Hand-Breathe: Noncontact Monitoring of Breathing Abnormalities From Hand Palm

In the post-COVID-19 world, radio frequency (RF)-based noncontact methods, for example, software-defined radios (SDRs)-based methods, have emerged as promising candidates for intelligent remote sensing of human vitals and could help in the containment of contagious viruses like COVID-19. To this end, this work utilizes the universal software radio peripherals (USRPs)-based SDRs along with classical machine-learning (ML) methods to design a noncontact method to monitor different breathing abnormalities. Under our proposed method, a subject rests his/her hand on a table in between the transmit and receive antennas, while an orthogonal frequency division multiplexing (OFDM) signal passes through the hand. Subsequently, the receiver extracts the channel frequency response (CFR) [basically, fine-grained wireless channel state information (WCSI)] and feeds it to various ML algorithms that eventually classify between different breathing abnormalities. Among all classifiers, the linear support vector machine (SVM) classifier resulted in a maximum accuracy of 88.1%. To train the ML classifiers in a supervised manner, data were collected by doing real-time experiments on four subjects in a laboratory environment.
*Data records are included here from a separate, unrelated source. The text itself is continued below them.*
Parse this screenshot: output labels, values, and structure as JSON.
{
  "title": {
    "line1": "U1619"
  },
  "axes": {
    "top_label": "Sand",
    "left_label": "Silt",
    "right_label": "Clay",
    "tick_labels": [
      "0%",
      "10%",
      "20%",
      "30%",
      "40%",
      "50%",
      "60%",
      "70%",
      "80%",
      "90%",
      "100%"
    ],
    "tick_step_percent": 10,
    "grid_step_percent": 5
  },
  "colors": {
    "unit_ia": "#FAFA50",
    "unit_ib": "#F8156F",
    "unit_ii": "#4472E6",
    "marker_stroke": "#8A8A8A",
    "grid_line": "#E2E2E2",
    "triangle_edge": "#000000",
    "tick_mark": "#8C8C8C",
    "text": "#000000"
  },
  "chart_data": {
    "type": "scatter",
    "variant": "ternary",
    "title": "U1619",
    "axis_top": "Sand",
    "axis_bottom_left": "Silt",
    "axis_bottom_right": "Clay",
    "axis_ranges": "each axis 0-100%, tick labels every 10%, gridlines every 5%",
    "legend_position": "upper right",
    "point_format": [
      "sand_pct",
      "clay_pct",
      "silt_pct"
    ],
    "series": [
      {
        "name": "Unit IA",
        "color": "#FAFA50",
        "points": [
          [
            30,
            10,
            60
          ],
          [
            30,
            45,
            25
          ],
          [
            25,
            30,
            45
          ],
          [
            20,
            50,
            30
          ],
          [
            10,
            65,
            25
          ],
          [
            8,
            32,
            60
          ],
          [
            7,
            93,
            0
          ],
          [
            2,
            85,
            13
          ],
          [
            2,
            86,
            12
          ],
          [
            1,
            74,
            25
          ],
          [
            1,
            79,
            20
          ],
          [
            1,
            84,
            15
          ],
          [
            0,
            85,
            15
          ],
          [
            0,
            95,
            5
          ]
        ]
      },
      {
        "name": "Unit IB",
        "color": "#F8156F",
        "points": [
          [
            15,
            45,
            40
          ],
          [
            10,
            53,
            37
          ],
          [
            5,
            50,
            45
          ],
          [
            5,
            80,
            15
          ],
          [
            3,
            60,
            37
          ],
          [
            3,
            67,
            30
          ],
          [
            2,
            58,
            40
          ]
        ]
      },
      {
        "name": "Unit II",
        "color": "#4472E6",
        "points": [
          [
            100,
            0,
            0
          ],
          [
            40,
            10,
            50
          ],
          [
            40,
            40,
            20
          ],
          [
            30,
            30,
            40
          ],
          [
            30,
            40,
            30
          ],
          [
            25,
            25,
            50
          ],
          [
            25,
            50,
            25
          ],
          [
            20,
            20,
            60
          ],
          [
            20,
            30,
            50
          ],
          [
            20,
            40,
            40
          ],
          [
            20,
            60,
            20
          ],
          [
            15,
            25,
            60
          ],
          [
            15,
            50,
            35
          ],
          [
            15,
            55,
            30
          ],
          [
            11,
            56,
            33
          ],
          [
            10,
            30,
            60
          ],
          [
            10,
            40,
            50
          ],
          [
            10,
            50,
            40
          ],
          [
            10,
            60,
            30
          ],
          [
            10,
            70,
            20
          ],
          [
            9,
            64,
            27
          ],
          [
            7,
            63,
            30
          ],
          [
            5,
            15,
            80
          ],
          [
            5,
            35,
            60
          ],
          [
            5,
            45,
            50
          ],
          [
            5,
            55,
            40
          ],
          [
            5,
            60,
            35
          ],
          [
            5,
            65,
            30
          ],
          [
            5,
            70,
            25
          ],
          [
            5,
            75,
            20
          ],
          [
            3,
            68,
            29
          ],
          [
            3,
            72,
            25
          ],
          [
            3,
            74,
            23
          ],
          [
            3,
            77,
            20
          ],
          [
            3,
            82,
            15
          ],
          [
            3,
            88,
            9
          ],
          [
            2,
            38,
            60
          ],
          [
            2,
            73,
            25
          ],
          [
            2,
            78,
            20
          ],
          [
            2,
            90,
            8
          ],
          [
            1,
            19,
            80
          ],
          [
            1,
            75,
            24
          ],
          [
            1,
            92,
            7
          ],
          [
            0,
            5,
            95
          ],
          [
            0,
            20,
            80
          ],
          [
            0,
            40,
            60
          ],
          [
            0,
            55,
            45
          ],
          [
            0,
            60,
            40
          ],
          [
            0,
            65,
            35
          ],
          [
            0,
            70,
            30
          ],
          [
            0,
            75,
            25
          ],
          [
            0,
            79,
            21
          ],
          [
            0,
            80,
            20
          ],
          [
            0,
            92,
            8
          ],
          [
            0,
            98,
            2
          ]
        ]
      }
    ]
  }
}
For the label-generation purpose, the breathing of the subjects was classified into three classes: normal, fast, and slow breathing. Furthermore, in addition to our proposed method (where only a hand is exposed to RF signals), we also implemented and tested the state-of-the-art method (where a full chest is exposed to RF radiation). The performance comparison of the two methods reveals a tradeoff, that is, the accuracy of our proposed method is slightly inferior but our method results in minimal body exposure to (nonionizing) RF radiation, compared to the benchmark method.